Et ce seul mot, « Victoire ! », devint un cri puissant hurlé par des milliers de gorges. « Nika ! Nika ! Victoire ! »
Théodora se mit à rire. Justinien, fronçant les sourcils, s’entretint avec des officiers de sa garde impériale. Les Verts et les Bleus descendirent de l’hippodrome, suivis par une foule joyeuse et hurlante, d’humeur destructive. Nous sommes restés en arrière, à une distance judicieuse ; je vis d’autres petits groupes de spectateurs tout aussi prudents, et je sus qu’ils n’étaient pas Byzantins.
Des torches éclairaient les rues. La prison impériale était en feu. Les prisonniers étaient libérés, les geôliers brûlaient. La propre garde de Justinien, craignant d’intervenir, regardait discrètement tout cela. Les émeutiers empilaient des fagots contre la porte du Grand Palais, sur la place de l’hippodrome.
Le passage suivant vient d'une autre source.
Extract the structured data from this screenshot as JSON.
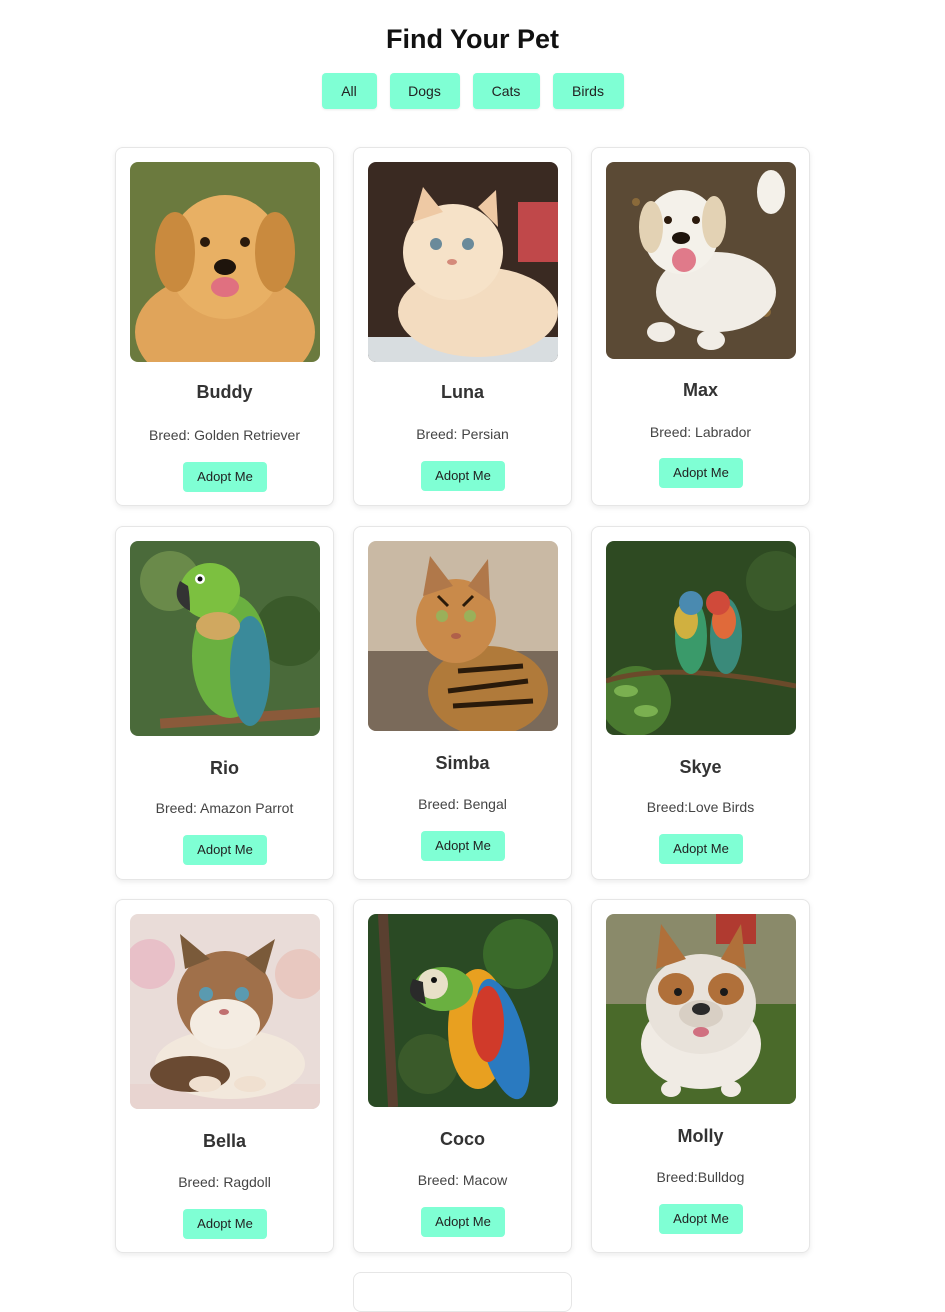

Bientôt, le palais fut la proie des flammes. La Sainte-Sophie de Théodose fut incendiée ; des prêtres barbus, tenant de précieuses icônes, apparurent sur le toit embrasé avant de tomber dans cet enfer. Le feu gagna le bâtiment du Sénat. C’était une orgie de destructions. Dès que des émeutiers hargneux s’approchaient de nous, nous réglions nos chronos et redescendions la ligne, prenant soin de ne pas sauter de plus de dix ou quinze minutes à chaque fois pour éviter de réapparaître au beau milieu d’un feu n’ayant pas été allumé au moment de notre départ.
— Nika ! Nika !
Le ciel de Constantinople était noir d’une épaisse fumée, et des flammes dansaient à l’horizon. Metaxas, son visage osseux couvert de crasse et de suie, les yeux luisants d’excitation, paraissait à chaque instant sur le point de nous lâcher pour rejoindre les destructeurs.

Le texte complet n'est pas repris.